Bologna, 26 aprile 2017 - Toni sempre più accesi tra Regione e Ordine dei medici. Ieri Sergio Venturi, assessore alla Sanità dell’Emilia Romagna, ha scritto un post incandescente su Facebook. Al centro della contesa le dichiarazioni del presidente Giancarlo Pizza al Tg3 di lunedì sul caso dell’Ordine medici di Treviso che ha radiato un medico per le sue posizioni anti vaccini.

«Oltre a non ritenere allarmante il fatto che l’attuale copertura vaccinale sia scesa sotto il 95%, soglia minima di sicurezza per la collettività stabilita dall’Organizzazione mondiale della sanità – osserva Venturi –, il presidente dell’Ordine dei medici di Bologna giudica ‘controverso’ l’obbligo vaccinale stesso e si dice ‘preoccupato per l’intervento della magistratura’, dopo che il Consiglio di Stato ne ha invece sancito la necessità a tutela della salute pubblica».
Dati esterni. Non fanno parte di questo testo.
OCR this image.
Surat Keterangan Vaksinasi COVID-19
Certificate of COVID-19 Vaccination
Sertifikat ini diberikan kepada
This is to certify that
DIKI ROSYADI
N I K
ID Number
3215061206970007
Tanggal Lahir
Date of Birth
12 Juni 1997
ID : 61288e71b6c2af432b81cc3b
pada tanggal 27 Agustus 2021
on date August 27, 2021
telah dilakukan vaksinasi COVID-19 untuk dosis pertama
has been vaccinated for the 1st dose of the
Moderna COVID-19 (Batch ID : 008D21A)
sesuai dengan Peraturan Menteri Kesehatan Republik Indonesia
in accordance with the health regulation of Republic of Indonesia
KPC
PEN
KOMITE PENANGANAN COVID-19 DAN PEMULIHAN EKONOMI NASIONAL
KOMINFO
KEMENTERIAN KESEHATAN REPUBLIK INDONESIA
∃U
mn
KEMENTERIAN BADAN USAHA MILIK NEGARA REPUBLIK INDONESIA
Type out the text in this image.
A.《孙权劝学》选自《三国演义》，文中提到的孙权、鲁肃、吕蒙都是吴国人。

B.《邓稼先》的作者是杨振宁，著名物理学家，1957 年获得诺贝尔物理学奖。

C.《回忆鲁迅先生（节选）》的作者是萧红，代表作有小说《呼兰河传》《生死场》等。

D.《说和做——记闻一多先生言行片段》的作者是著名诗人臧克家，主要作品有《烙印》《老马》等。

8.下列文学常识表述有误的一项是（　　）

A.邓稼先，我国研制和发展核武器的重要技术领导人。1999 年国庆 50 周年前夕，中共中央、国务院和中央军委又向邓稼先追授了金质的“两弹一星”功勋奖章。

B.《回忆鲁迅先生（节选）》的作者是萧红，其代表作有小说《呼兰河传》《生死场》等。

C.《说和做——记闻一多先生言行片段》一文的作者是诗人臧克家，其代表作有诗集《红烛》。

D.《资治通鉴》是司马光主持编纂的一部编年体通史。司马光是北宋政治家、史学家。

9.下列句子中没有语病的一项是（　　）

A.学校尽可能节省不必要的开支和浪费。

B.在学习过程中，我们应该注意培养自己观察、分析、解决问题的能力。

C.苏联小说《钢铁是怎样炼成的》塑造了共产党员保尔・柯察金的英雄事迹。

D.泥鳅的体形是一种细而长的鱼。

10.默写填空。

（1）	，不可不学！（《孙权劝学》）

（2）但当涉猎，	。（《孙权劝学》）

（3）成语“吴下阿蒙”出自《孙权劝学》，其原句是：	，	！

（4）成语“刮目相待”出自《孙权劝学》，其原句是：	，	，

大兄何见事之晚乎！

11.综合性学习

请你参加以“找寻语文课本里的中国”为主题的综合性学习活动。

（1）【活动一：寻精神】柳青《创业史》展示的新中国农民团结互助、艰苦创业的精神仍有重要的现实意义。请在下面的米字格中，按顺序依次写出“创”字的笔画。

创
Per l’assessore, Pizza, «dunque, sostiene che è discutibile l’obbligo di vaccinazione, andando contro una sentenza del Consiglio di stato, una legge nazionale mai abolita e una legge regionale, quella dell’Emilia Romagna, che prevede la vaccinazione obbligatoria per iscrivere i bambini agli asili nido pubblici e privati. Provvedimento di cui siamo orgogliosi e col quale abbiamo aperto la strada a livello nazionale». Venturi punta il dito, scrivendo che «ciò è tanto più grave perché viene da chi dovrebbe proteggerci dai medici stregoni e sanzionarli come ha fatto il suo collega di Treviso. E come indica chiaramente la Federazione nazionale degli Ordini medici. Ed è grave perché rappresenta un’istituzione». Infine, la frecciata finale: «Viceversa, lui ha sospeso per sei mesi un direttore sanitario perché applicava le delibere della nostra Regione. Due pesi e due misure? E chi misura l’incoerenza? Soprattutto quando c’è in gioco un tema come la salute delle persone, in particolare quella dei bambini, a partire dai più deboli alle prese con gravi patologie, e quindi più esposti?»

Lo scontro questa volta si è spostato dall’emergenza, tema che ha portato l’Ordine a sanzionare, con sospensioni di diversi mesi, dieci camici bianchi, accusati di aver delegato a personale infermieristico atti medici sulle ambulanze – ai vaccini. E l’ultima sospensione, quella che ricorda Venturi su Facebook, ha colpito Angelo Fioritti, il direttore sanitario dell’Ausl.

Pizza non ti tira indietro e replica: «Sono sorpreso per le dichiarazioni rese dall’assessore Venturi. Non vi è alcuna affermazione che mi possa essere attribuita relativa a posizioni antivaccinali. Sul sito ordinistico è pubblicato un esteso documento che invita alla vaccinazione nel rispetto del piano nazionale vaccinale. I mie tre figli hanno tutti eseguito le vaccinazioni obbligatorie».

Poi il presidente ci tiene a ribadire «l’importanza della valutazione da parte del medico nell’esercitare le sue funzioni professionali prima della esecuzione di ogni vaccinazione: raccolta del consenso informato del genitore e corretta anamnesi oltre che adeguata informazione sui possibili effetti collaterali». Pizza fa anche i conti: «Non mi risulta che il cosiddetto effetto gregge sia venuto meno in questa regione. Come noto, la percentuale che garantisce la copertura è diversa a seconda del virus in questione, variando notevolmente. Per alcuni virus è del 60-80%, per altri del 92-94%, come si può rilevare da pubblicazioni specializzate per la regione europea. Si richiede attenzione e cautela quando in ballo ci sono diritti della persona e quelli della comunità in cui si vive. Educazione sanitaria e informazione adeguate sono i migliori vaccini contro le incomprensioni».